Solo una vida de recogimiento y penitencia logrará conseguirle el perdón y que un ángel descienda a conducirla al paraíso.
La maldición de los zapatos del cuento de Andersen se ha abierto paso en el mundo del cine. En 1948 Los zapatos rojos, película inglesa de gran éxito, presentaba la trágica historia de una bailarina que danza un ballet inspirado en el cuento y que acaba arrojándose al vacío con los zapatos puestos.
(Foto de Ballerinailina, tomada de Wikimedia Commons)
La película surcoreana del mismo título, del año 2005, escrita y dirigida por Kim Yong-Gyun, tiene una relación más indirecta con el cuento infantil, de que pretende recoger el aspecto aterrador.
He aquí lo esencial de la trama: durante el dominio japonés en Corea, un drama de celos termina con el asesinato de una bailarina a manos de su rival, en una compañía de ballet.
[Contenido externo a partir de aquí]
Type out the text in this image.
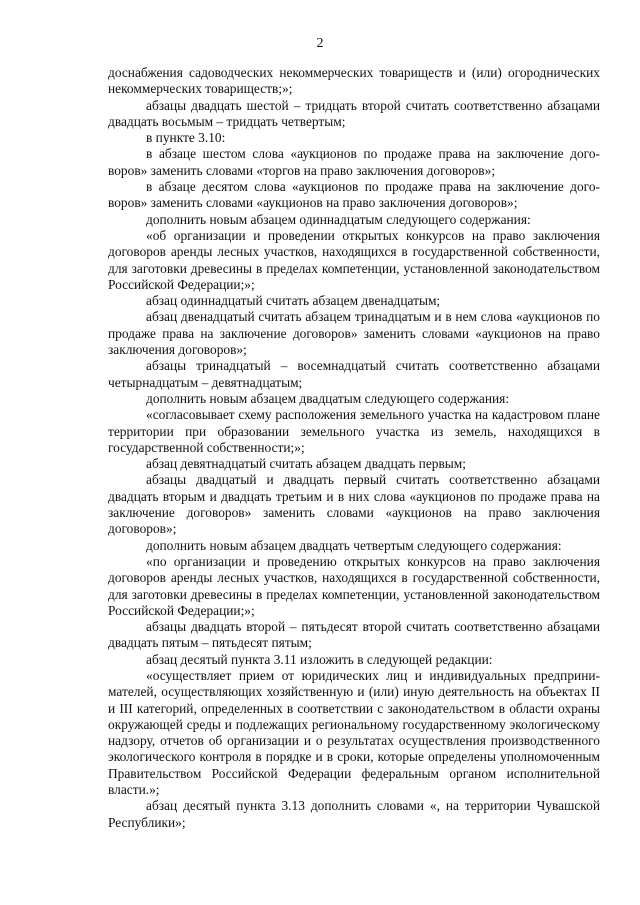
2

доснабжения садоводческих некоммерческих товариществ и (или) огороднических некоммерческих товариществ;»;

абзацы двадцать шестой – тридцать второй считать соответственно абзацами двадцать восьмым – тридцать четвертым;

в пункте 3.10:

в абзаце шестом слова «аукционов по продаже права на заключение договоров» заменить словами «торгов на право заключения договоров»;

в абзаце десятом слова «аукционов по продаже права на заключение договоров» заменить словами «аукционов на право заключения договоров»;

дополнить новым абзацем одиннадцатым следующего содержания:

«об организации и проведении открытых конкурсов на право заключения договоров аренды лесных участков, находящихся в государственной собственности, для заготовки древесины в пределах компетенции, установленной законодательством Российской Федерации;»;

абзац одиннадцатый считать абзацем двенадцатым;

абзац двенадцатый считать абзацем тринадцатым и в нем слова «аукционов по продаже права на заключение договоров» заменить словами «аукционов на право заключения договоров»;

абзацы тринадцатый – восемнадцатый считать соответственно абзацами четырнадцатым – девятнадцатым;

дополнить новым абзацем двадцатым следующего содержания:

«согласовывает схему расположения земельного участка на кадастровом плане территории при образовании земельного участка из земель, находящихся в государственной собственности;»;

абзац девятнадцатый считать абзацем двадцать первым;

абзацы двадцатый и двадцать первый считать соответственно абзацами двадцать вторым и двадцать третьим и в них слова «аукционов по продаже права на заключение договоров» заменить словами «аукционов на право заключения договоров»;

дополнить новым абзацем двадцать четвертым следующего содержания:

«по организации и проведению открытых конкурсов на право заключения договоров аренды лесных участков, находящихся в государственной собственности, для заготовки древесины в пределах компетенции, установленной законодательством Российской Федерации;»;

абзацы двадцать второй – пятьдесят второй считать соответственно абзацами двадцать пятым – пятьдесят пятым;

абзац десятый пункта 3.11 изложить в следующей редакции:

«осуществляет прием от юридических лиц и индивидуальных предпринимателей, осуществляющих хозяйственную и (или) иную деятельность на объектах II и III категорий, определенных в соответствии с законодательством в области охраны окружающей среды и подлежащих региональному государственному экологическому надзору, отчетов об организации и о результатах осуществления производственного экологического контроля в порядке и в сроки, которые определены уполномоченным Правительством Российской Федерации федеральным органом исполнительной власти.»;

абзац десятый пункта 3.13 дополнить словами «, на территории Чувашской Республики»;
Los zapatos de la víctima -de color rosa, a pesar del título de la película- son hurtados por la asesina y quedan malditos; inspiran un deseo morboso de poseerlos en la mujer que los ve; a la que los encuentra y se los pone nada le ocurre pero la desdichada que cae en la tentación y los roba no tarda en morir de un modo horrible y con los pies amputados. Pasados los años, en la actualidad, una mujer que cae bajo el hechizo de los zapatos, acaba comprendiendo con horror que es la reencarnación de la protagonista de aquellos pavorosos sucesos y que atrae la desgracia y la muerte sobre sus seres queridos.
Con Andersen, la maldición deja de estar únicamente consecuencia del pecado para pasar a residir en un objeto que se carga de una fuerza mágica maléfica: el motivo del baile de los réprobos se confunde con el de las zapatillas que traen la desgracia y cuyo dueño no ve la manera de quitarse de encima: cuento de las babuchas de Abu Kasim recogido en Las mil y una noches (noche 794 en la traducción del doctor Mardrus).
En la citada entrada de El otro almohadón nos referíamos, a propósito de un poema de Antonio Rey Soto, a otras narraciones románticas donde el baile tiene ese carácter de maldición: el cuento La cafetera, del mismo Théophile Gautier, el poema Fantasmas, de Victor Hugo y la novelita Adoración de Carolina Coronado y Benito Vicetto. En el poema de Rey Soto se menciona incluso, pincelada digna de una alegoría barroca de la vanidad, el zapatito de baile que asoma bajo la mortaja de la joven difunta.
Pero ya esta entrada, que iba a versar sobre las correrías de Merlín, se alarga mucho y de la Gaula o Gaunas medieval nos ha traído a la Europa del Romanticismo pasando por la fantasía oriental.
Será mejor cortar aquí para volver dentro de poco a coger el hilo artúrico.